1. ¿Cada uno de nosotros es inmortal o, por el contrario, perece enteramente? ¿Son únicamente algunas partes de nosotros las que se dispersan y destruyen, mientras otras — aquellas que verdaderamente nos constituyen a nosotros mismos — subsisten por toda la eternidad? He aquí algo que hemos de aprender, si verificamos la investigación de acuerdo con la naturaleza.
El hombre no es, en modo alguno, un ser simple, sino que hay en él un alma e, igualmente, un cuerpo, ya sea éste un instrumento del alma, ya se refiera a ella de cualquier otro modo. Si damos por buena esta división, hemos de considerar entonces la naturaleza y la esencia del alma y del cuerpo. En cuanto al cuerpo, decimos que es algo compuesto, porque según la razón no puede subsistir, y la sensación, por su parte, lo ve descomponerse, disolverse y aceptar pérdidas de todas clases, con el retorno de sus mismos componentes al punto del que provienen. Así, un cuerpo destruye a otro, lo transforma y lo hace perecer, sobre todo cuando el alma, que establece los lazos de amistad, no se encuentra presente en sus masas.

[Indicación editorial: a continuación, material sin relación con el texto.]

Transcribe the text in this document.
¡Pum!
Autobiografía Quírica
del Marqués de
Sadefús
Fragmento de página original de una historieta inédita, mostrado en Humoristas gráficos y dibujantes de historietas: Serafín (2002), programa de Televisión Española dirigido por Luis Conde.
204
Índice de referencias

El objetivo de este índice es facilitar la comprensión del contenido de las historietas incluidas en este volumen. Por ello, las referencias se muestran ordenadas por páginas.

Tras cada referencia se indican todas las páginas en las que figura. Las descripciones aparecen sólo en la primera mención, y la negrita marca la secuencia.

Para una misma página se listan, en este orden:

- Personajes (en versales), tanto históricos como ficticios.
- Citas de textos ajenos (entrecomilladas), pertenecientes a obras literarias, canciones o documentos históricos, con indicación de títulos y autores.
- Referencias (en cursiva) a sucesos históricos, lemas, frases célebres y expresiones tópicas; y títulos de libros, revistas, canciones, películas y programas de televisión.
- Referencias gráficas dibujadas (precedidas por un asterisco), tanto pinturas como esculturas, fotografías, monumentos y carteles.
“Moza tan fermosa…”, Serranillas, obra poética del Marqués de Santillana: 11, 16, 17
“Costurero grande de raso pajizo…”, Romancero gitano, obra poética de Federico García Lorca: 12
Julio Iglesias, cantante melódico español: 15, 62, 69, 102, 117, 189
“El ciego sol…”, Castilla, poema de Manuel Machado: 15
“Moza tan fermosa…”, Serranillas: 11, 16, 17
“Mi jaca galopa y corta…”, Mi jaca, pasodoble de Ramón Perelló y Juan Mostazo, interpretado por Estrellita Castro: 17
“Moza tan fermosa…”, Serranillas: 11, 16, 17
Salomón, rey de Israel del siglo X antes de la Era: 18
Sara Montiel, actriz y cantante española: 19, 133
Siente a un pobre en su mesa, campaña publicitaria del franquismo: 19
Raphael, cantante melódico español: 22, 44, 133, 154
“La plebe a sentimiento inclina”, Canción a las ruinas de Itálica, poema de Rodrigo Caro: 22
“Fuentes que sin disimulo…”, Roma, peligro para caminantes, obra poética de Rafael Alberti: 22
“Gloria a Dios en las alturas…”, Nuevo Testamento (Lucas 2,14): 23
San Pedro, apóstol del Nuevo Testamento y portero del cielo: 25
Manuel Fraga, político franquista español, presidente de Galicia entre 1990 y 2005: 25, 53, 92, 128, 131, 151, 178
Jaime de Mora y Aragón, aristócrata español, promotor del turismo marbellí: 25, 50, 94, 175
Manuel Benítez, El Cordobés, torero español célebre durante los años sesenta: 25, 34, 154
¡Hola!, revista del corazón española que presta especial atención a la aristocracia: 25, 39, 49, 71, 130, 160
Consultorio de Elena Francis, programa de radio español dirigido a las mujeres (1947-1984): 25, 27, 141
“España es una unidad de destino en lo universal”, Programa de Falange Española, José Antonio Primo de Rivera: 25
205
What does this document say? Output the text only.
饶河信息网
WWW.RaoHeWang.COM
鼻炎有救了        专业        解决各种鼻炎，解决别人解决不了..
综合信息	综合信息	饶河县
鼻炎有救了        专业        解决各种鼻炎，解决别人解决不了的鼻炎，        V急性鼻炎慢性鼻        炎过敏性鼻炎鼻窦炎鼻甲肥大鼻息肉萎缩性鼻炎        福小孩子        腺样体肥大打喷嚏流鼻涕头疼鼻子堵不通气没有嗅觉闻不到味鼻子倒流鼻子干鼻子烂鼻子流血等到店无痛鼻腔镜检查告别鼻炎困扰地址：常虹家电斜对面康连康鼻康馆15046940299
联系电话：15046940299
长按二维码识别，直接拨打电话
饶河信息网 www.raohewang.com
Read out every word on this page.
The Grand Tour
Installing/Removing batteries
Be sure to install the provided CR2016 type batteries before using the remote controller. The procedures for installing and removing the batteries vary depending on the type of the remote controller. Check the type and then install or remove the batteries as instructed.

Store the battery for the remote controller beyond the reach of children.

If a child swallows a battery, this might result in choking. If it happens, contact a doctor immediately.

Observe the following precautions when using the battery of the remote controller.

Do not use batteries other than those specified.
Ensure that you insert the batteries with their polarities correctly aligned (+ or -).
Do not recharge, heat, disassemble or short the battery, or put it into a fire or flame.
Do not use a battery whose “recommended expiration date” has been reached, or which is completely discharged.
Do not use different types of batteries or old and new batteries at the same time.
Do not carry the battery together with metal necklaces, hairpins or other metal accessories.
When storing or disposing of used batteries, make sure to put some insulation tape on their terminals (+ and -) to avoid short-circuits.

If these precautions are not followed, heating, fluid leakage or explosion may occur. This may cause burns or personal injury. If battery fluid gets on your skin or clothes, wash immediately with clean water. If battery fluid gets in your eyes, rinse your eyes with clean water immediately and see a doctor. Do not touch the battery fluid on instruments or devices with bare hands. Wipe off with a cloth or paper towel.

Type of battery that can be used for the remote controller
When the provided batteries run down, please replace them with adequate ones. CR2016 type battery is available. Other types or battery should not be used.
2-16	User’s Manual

Aun considerando por separado cada una de las cosas que nace, podemos afirmar que no es una, puesto que admite la división en forma y en materia. Y esto se da necesariamente en los cuerpos simples, que responden también a tal ordenación. Los cuerpos, por lo demás, tienen una determinada magnitud y se dividen y fragmentan al mínimo, aceptando con ello su propia destrucción. Si, pues, el cuerpo es una parte de nosotros mismos, no somos enteramente inmortales; y si, por el contrario, es un instrumento, se nos habrá concedido por la naturaleza para un tiempo determinado. Con todo, lo más importante del hombre será, sin duda, el hombre mismo, que deberá ser considerado como una forma con respecto a la materia, o como el ser que se sirve de un instrumento con respecto a este mismo instrumento. Ya lo tomemos en uno u otro sentido, el hombre mismo es el alma.